Candle lighting in a yeshivah for a Sephardi

Question

I’m a yeshivah student of Sephardic origin. I live in a dormitory and visit back home about once a month. G-d willing, in the beginning of Chanukkah I’ll be in my yeshivah. Afterwards, I’m supposed to go back home. I’ll be home starting Thursday, and till the next Sunday. Do I have to light Chanukkah candles, and if so, where do I have to light and do I have to recite a blessing?    

Answer

A Sephardi young man who learns in a Yeshivah and visits back home once every few weeks, on those days that he’s in the Yeshivah, should light Chanukkah candles in the Yeshivah. There is a doubt whether he’s obligated to recite a blessing in this case, so he should not recite one. If this is possible, he should try to hear the blessing from someone else (and answer “amen”), or to hear the blessing that is recited in the synagogue after candle lighting.
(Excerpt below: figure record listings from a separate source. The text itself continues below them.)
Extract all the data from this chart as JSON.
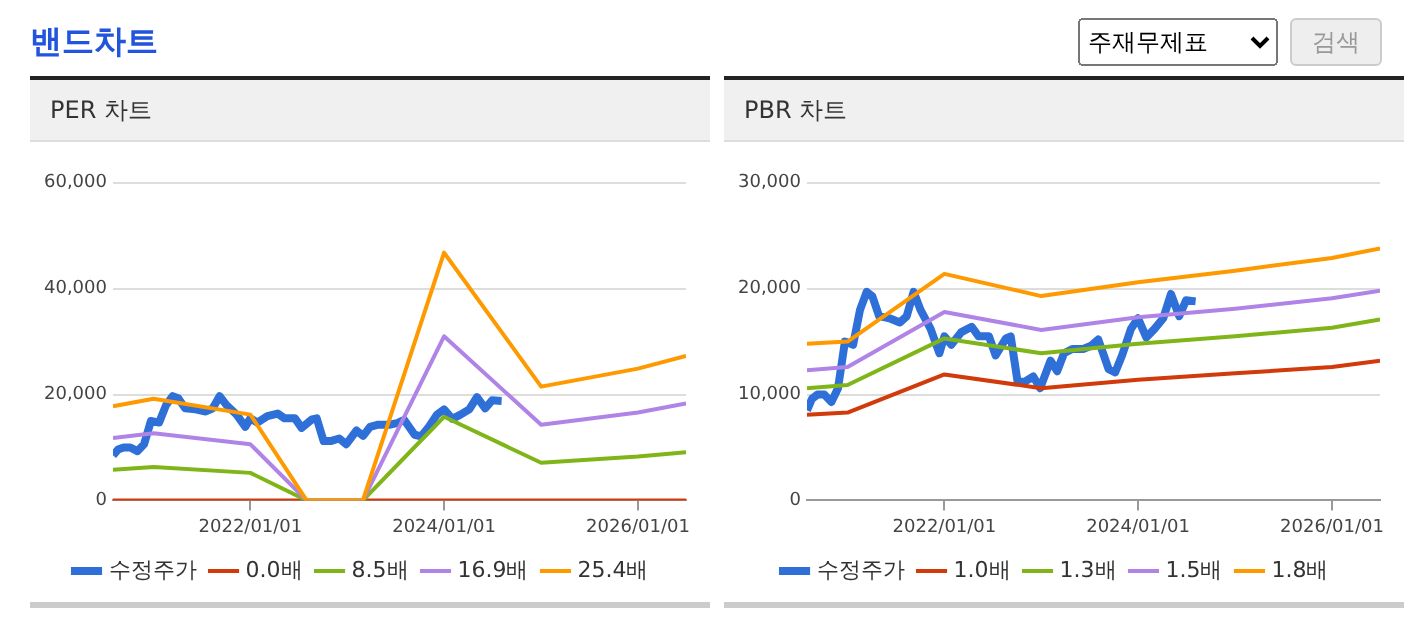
{
  "chart_data": [
    {
      "type": "other",
      "title": "밴드차트",
      "annotations": [
        "주재무제표",
        "검색"
      ]
    },
    {
      "type": "line",
      "title": "PER 차트",
      "marker": "none",
      "grid": "y",
      "legend": "bottom",
      "xlim": [
        "2020-08-01",
        "2026-07-01"
      ],
      "xticks": [
        {
          "value": "2022-01-01",
          "label": "2022/01/01"
        },
        {
          "value": "2024-01-01",
          "label": "2024/01/01"
        },
        {
          "value": "2026-01-01",
          "label": "2026/01/01"
        }
      ],
      "ylim": [
        0,
        60000
      ],
      "yticks": [
        {
          "value": 0,
          "label": "0"
        },
        {
          "value": 20000,
          "label": "20,000"
        },
        {
          "value": 40000,
          "label": "40,000"
        },
        {
          "value": 60000,
          "label": "60,000"
        }
      ],
      "series": [
        {
          "name": "수정주가",
          "color": "#2f6fd8",
          "x": [
            "2020-08-01",
            "2020-08-20",
            "2020-09-10",
            "2020-10-05",
            "2020-11-01",
            "2020-11-26",
            "2020-12-22",
            "2021-01-22",
            "2021-02-17",
            "2021-03-14",
            "2021-04-04",
            "2021-04-30",
            "2021-06-08",
            "2021-07-17",
            "2021-08-12",
            "2021-09-07",
            "2021-10-03",
            "2021-11-10",
            "2021-12-13",
            "2022-01-01",
            "2022-01-27",
            "2022-03-06",
            "2022-04-14",
            "2022-05-10",
            "2022-06-18",
            "2022-07-13",
            "2022-08-21",
            "2022-09-08",
            "2022-10-04",
            "2022-10-30",
            "2022-12-02",
            "2022-12-28",
            "2023-02-05",
            "2023-03-02",
            "2023-03-28",
            "2023-04-28",
            "2023-06-08",
            "2023-07-08",
            "2023-08-04",
            "2023-09-12",
            "2023-10-07",
            "2023-11-02",
            "2023-12-05",
            "2024-01-01",
            "2024-02-01",
            "2024-03-03",
            "2024-04-05",
            "2024-05-04",
            "2024-06-04",
            "2024-06-30",
            "2024-08-05"
          ],
          "values": [
            8500,
            9600,
            10000,
            10000,
            9300,
            10600,
            15000,
            14700,
            18000,
            19700,
            19300,
            17400,
            17200,
            16800,
            17400,
            19700,
            18000,
            16200,
            13900,
            15500,
            14700,
            15900,
            16400,
            15500,
            15500,
            13700,
            15300,
            15500,
            11200,
            11200,
            11700,
            10600,
            13200,
            12200,
            13900,
            14300,
            14300,
            14600,
            15200,
            12400,
            12100,
            13700,
            16200,
            17200,
            15400,
            16200,
            17200,
            19500,
            17400,
            18900,
            18800
          ]
        },
        {
          "name": "0.0배",
          "color": "#d13a0a",
          "x": [
            "2020-08-01",
            "2021-01-01",
            "2022-01-01",
            "2022-08-01",
            "2023-03-01",
            "2024-01-01",
            "2025-01-01",
            "2026-01-01",
            "2026-07-01"
          ],
          "values": [
            0,
            0,
            0,
            0,
            0,
            0,
            0,
            0,
            0
          ]
        },
        {
          "name": "8.5배",
          "color": "#7fb519",
          "x": [
            "2020-08-01",
            "2021-01-01",
            "2022-01-01",
            "2022-08-01",
            "2023-03-01",
            "2024-01-01",
            "2025-01-01",
            "2026-01-01",
            "2026-07-01"
          ],
          "values": [
            5800,
            6300,
            5200,
            0,
            0,
            15800,
            7100,
            8300,
            9100
          ]
        },
        {
          "name": "16.9배",
          "color": "#b084e6",
          "x": [
            "2020-08-01",
            "2021-01-01",
            "2022-01-01",
            "2022-08-01",
            "2023-03-01",
            "2024-01-01",
            "2025-01-01",
            "2026-01-01",
            "2026-07-01"
          ],
          "values": [
            11800,
            12700,
            10600,
            0,
            0,
            31000,
            14300,
            16600,
            18300
          ]
        },
        {
          "name": "25.4배",
          "color": "#ff9900",
          "x": [
            "2020-08-01",
            "2021-01-01",
            "2022-01-01",
            "2022-08-01",
            "2023-03-01",
            "2024-01-01",
            "2025-01-01",
            "2026-01-01",
            "2026-07-01"
          ],
          "values": [
            17800,
            19200,
            16200,
            0,
            0,
            46800,
            21500,
            24900,
            27300
          ]
        }
      ]
    },
    {
      "type": "line",
      "title": "PBR 차트",
      "marker": "none",
      "grid": "y",
      "legend": "bottom",
      "xlim": [
        "2020-08-01",
        "2026-07-01"
      ],
      "xticks": [
        {
          "value": "2022-01-01",
          "label": "2022/01/01"
        },
        {
          "value": "2024-01-01",
          "label": "2024/01/01"
        },
        {
          "value": "2026-01-01",
          "label": "2026/01/01"
        }
      ],
      "ylim": [
        0,
        30000
      ],
      "yticks": [
        {
          "value": 0,
          "label": "0"
        },
        {
          "value": 10000,
          "label": "10,000"
        },
        {
          "value": 20000,
          "label": "20,000"
        },
        {
          "value": 30000,
          "label": "30,000"
        }
      ],
      "series": [
        {
          "name": "수정주가",
          "color": "#2f6fd8",
          "x": [
            "2020-08-01",
            "2020-08-20",
            "2020-09-10",
            "2020-10-05",
            "2020-11-01",
            "2020-11-26",
            "2020-12-22",
            "2021-01-22",
            "2021-02-17",
            "2021-03-14",
            "2021-04-04",
            "2021-04-30",
            "2021-06-08",
            "2021-07-17",
            "2021-08-12",
            "2021-09-07",
            "2021-10-03",
            "2021-11-10",
            "2021-12-13",
            "2022-01-01",
            "2022-01-27",
            "2022-03-06",
            "2022-04-14",
            "2022-05-10",
            "2022-06-18",
            "2022-07-13",
            "2022-08-21",
            "2022-09-08",
            "2022-10-04",
            "2022-10-30",
            "2022-12-02",
            "2022-12-28",
            "2023-02-05",
            "2023-03-02",
            "2023-03-28",
            "2023-04-28",
            "2023-06-08",
            "2023-07-08",
            "2023-08-04",
            "2023-09-12",
            "2023-10-07",
            "2023-11-02",
            "2023-12-05",
            "2024-01-01",
            "2024-02-01",
            "2024-03-03",
            "2024-04-05",
            "2024-05-04",
            "2024-06-04",
            "2024-06-30",
            "2024-08-05"
          ],
          "values": [
            8500,
            9600,
            10000,
            10000,
            9300,
            10600,
            15000,
            14700,
            18000,
            19700,
            19300,
            17400,
            17200,
            16800,
            17400,
            19700,
            18000,
            16200,
            13900,
            15500,
            14700,
            15900,
            16400,
            15500,
            15500,
            13700,
            15300,
            15500,
            11200,
            11200,
            11700,
            10600,
            13200,
            12200,
            13900,
            14300,
            14300,
            14600,
            15200,
            12400,
            12100,
            13700,
            16200,
            17200,
            15400,
            16200,
            17200,
            19500,
            17400,
            18900,
            18800
          ]
        },
        {
          "name": "1.0배",
          "color": "#d13a0a",
          "x": [
            "2020-08-01",
            "2021-01-01",
            "2022-01-01",
            "2023-01-01",
            "2024-01-01",
            "2025-01-01",
            "2026-01-01",
            "2026-07-01"
          ],
          "values": [
            8100,
            8300,
            11900,
            10600,
            11400,
            12000,
            12600,
            13200
          ]
        },
        {
          "name": "1.3배",
          "color": "#7fb519",
          "x": [
            "2020-08-01",
            "2021-01-01",
            "2022-01-01",
            "2023-01-01",
            "2024-01-01",
            "2025-01-01",
            "2026-01-01",
            "2026-07-01"
          ],
          "values": [
            10600,
            10900,
            15300,
            13900,
            14800,
            15500,
            16300,
            17100
          ]
        },
        {
          "name": "1.5배",
          "color": "#b084e6",
          "x": [
            "2020-08-01",
            "2021-01-01",
            "2022-01-01",
            "2023-01-01",
            "2024-01-01",
            "2025-01-01",
            "2026-01-01",
            "2026-07-01"
          ],
          "values": [
            12300,
            12600,
            17800,
            16100,
            17300,
            18100,
            19100,
            19800
          ]
        },
        {
          "name": "1.8배",
          "color": "#ff9900",
          "x": [
            "2020-08-01",
            "2021-01-01",
            "2022-01-01",
            "2023-01-01",
            "2024-01-01",
            "2025-01-01",
            "2026-01-01",
            "2026-07-01"
          ],
          "values": [
            14800,
            15000,
            21400,
            19300,
            20600,
            21700,
            22900,
            23800
          ]
        }
      ]
    }
  ]
}
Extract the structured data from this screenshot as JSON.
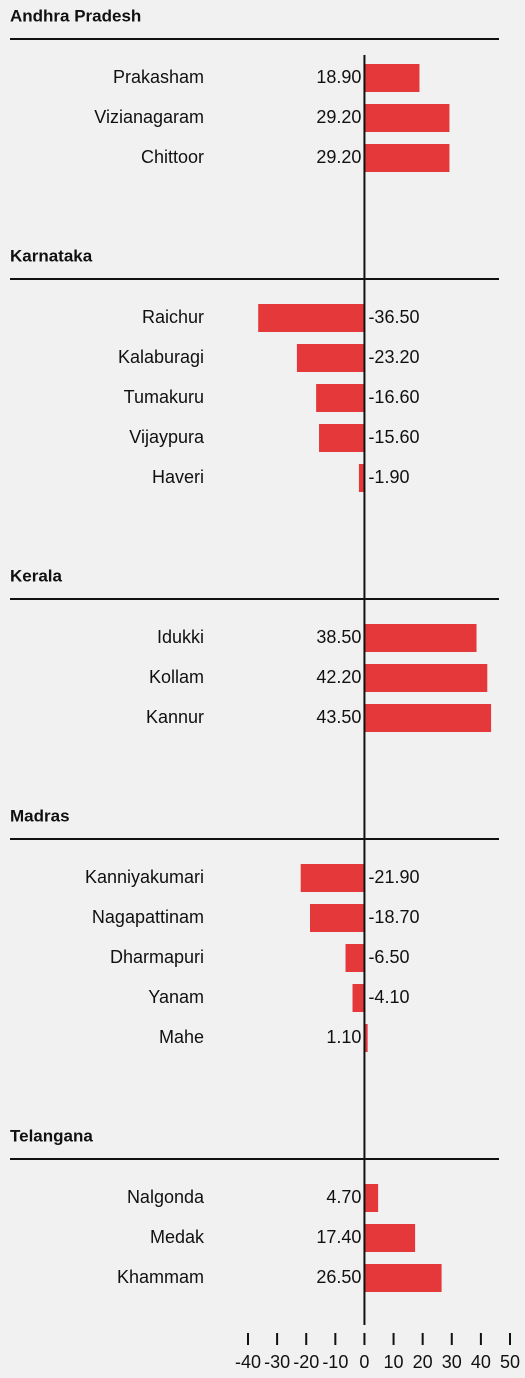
{
  "chart_data": {
    "type": "bar",
    "orientation": "horizontal",
    "color": "#e5383b",
    "xlim": [
      -40,
      50
    ],
    "xticks": [
      -40,
      -30,
      -20,
      -10,
      0,
      10,
      20,
      30,
      40,
      50
    ],
    "groups": [
      {
        "name": "Andhra Pradesh",
        "categories": [
          "Prakasham",
          "Vizianagaram",
          "Chittoor"
        ],
        "values": [
          18.9,
          29.2,
          29.2
        ],
        "value_labels": [
          "18.90",
          "29.20",
          "29.20"
        ]
      },
      {
        "name": "Karnataka",
        "categories": [
          "Raichur",
          "Kalaburagi",
          "Tumakuru",
          "Vijaypura",
          "Haveri"
        ],
        "values": [
          -36.5,
          -23.2,
          -16.6,
          -15.6,
          -1.9
        ],
        "value_labels": [
          "-36.50",
          "-23.20",
          "-16.60",
          "-15.60",
          "-1.90"
        ]
      },
      {
        "name": "Kerala",
        "categories": [
          "Idukki",
          "Kollam",
          "Kannur"
        ],
        "values": [
          38.5,
          42.2,
          43.5
        ],
        "value_labels": [
          "38.50",
          "42.20",
          "43.50"
        ]
      },
      {
        "name": "Madras",
        "categories": [
          "Kanniyakumari",
          "Nagapattinam",
          "Dharmapuri",
          "Yanam",
          "Mahe"
        ],
        "values": [
          -21.9,
          -18.7,
          -6.5,
          -4.1,
          1.1
        ],
        "value_labels": [
          "-21.90",
          "-18.70",
          "-6.50",
          "-4.10",
          "1.10"
        ]
      },
      {
        "name": "Telangana",
        "categories": [
          "Nalgonda",
          "Medak",
          "Khammam"
        ],
        "values": [
          4.7,
          17.4,
          26.5
        ],
        "value_labels": [
          "4.70",
          "17.40",
          "26.50"
        ]
      }
    ]
  }
}
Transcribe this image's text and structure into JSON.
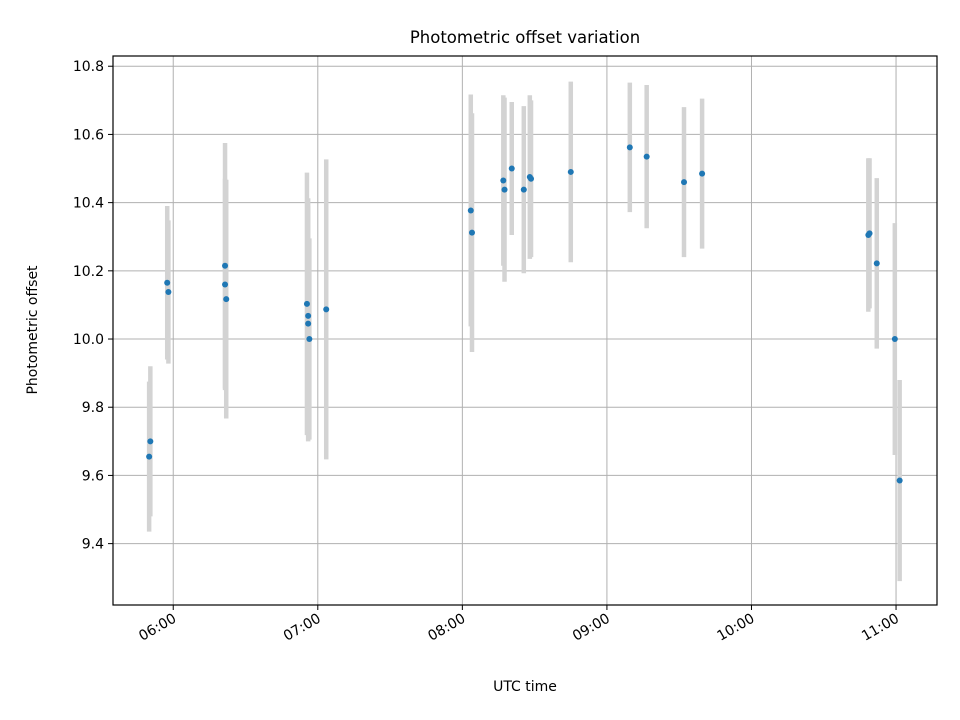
{
  "chart_data": {
    "type": "scatter",
    "title": "Photometric offset variation",
    "xlabel": "UTC time",
    "ylabel": "Photometric offset",
    "x_unit": "time of day (HH:MM, UTC)",
    "xlim": [
      "05:35",
      "11:17"
    ],
    "ylim": [
      9.22,
      10.83
    ],
    "xticks": [
      "06:00",
      "07:00",
      "08:00",
      "09:00",
      "10:00",
      "11:00"
    ],
    "yticks": [
      9.4,
      9.6,
      9.8,
      10.0,
      10.2,
      10.4,
      10.6,
      10.8
    ],
    "ytick_labels": [
      "9.4",
      "9.6",
      "9.8",
      "10.0",
      "10.2",
      "10.4",
      "10.6",
      "10.8"
    ],
    "grid": true,
    "colors": {
      "point": "#1f77b4",
      "error_bar": "#d3d3d3",
      "grid": "#b0b0b0"
    },
    "series": [
      {
        "points": [
          {
            "x": "05:50:00",
            "y": 9.655,
            "err": 0.22
          },
          {
            "x": "05:50:30",
            "y": 9.7,
            "err": 0.22
          },
          {
            "x": "05:57:30",
            "y": 10.165,
            "err": 0.225
          },
          {
            "x": "05:58:00",
            "y": 10.138,
            "err": 0.21
          },
          {
            "x": "06:21:30",
            "y": 10.215,
            "err": 0.36
          },
          {
            "x": "06:21:30",
            "y": 10.16,
            "err": 0.31
          },
          {
            "x": "06:22:00",
            "y": 10.117,
            "err": 0.35
          },
          {
            "x": "06:55:30",
            "y": 10.103,
            "err": 0.385
          },
          {
            "x": "06:56:00",
            "y": 10.068,
            "err": 0.345
          },
          {
            "x": "06:56:00",
            "y": 10.045,
            "err": 0.345
          },
          {
            "x": "06:56:30",
            "y": 10.0,
            "err": 0.295
          },
          {
            "x": "07:03:30",
            "y": 10.087,
            "err": 0.44
          },
          {
            "x": "08:03:30",
            "y": 10.377,
            "err": 0.34
          },
          {
            "x": "08:04:00",
            "y": 10.312,
            "err": 0.35
          },
          {
            "x": "08:17:00",
            "y": 10.465,
            "err": 0.25
          },
          {
            "x": "08:17:30",
            "y": 10.438,
            "err": 0.27
          },
          {
            "x": "08:20:30",
            "y": 10.5,
            "err": 0.195
          },
          {
            "x": "08:25:30",
            "y": 10.438,
            "err": 0.245
          },
          {
            "x": "08:28:00",
            "y": 10.475,
            "err": 0.24
          },
          {
            "x": "08:28:30",
            "y": 10.47,
            "err": 0.23
          },
          {
            "x": "08:45:00",
            "y": 10.49,
            "err": 0.265
          },
          {
            "x": "09:09:30",
            "y": 10.562,
            "err": 0.19
          },
          {
            "x": "09:16:30",
            "y": 10.535,
            "err": 0.21
          },
          {
            "x": "09:32:00",
            "y": 10.46,
            "err": 0.22
          },
          {
            "x": "09:39:30",
            "y": 10.485,
            "err": 0.22
          },
          {
            "x": "10:48:30",
            "y": 10.305,
            "err": 0.225
          },
          {
            "x": "10:49:00",
            "y": 10.31,
            "err": 0.22
          },
          {
            "x": "10:52:00",
            "y": 10.222,
            "err": 0.25
          },
          {
            "x": "10:59:30",
            "y": 10.0,
            "err": 0.34
          },
          {
            "x": "11:01:30",
            "y": 9.585,
            "err": 0.295
          }
        ]
      }
    ]
  }
}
He can also arrange with his father that he light the candles before his father does.

There are many Sephardim who don’t light at all. In this case, it would be proper for him to pay a small amount to an Ashkenazi friend who lights in the Yeshivah to share his oil and candles expenses.

On the days that he’s at home, he doesn’t have to light, since his father lights for the whole household. He does not have to pay his father to participate in his expenses.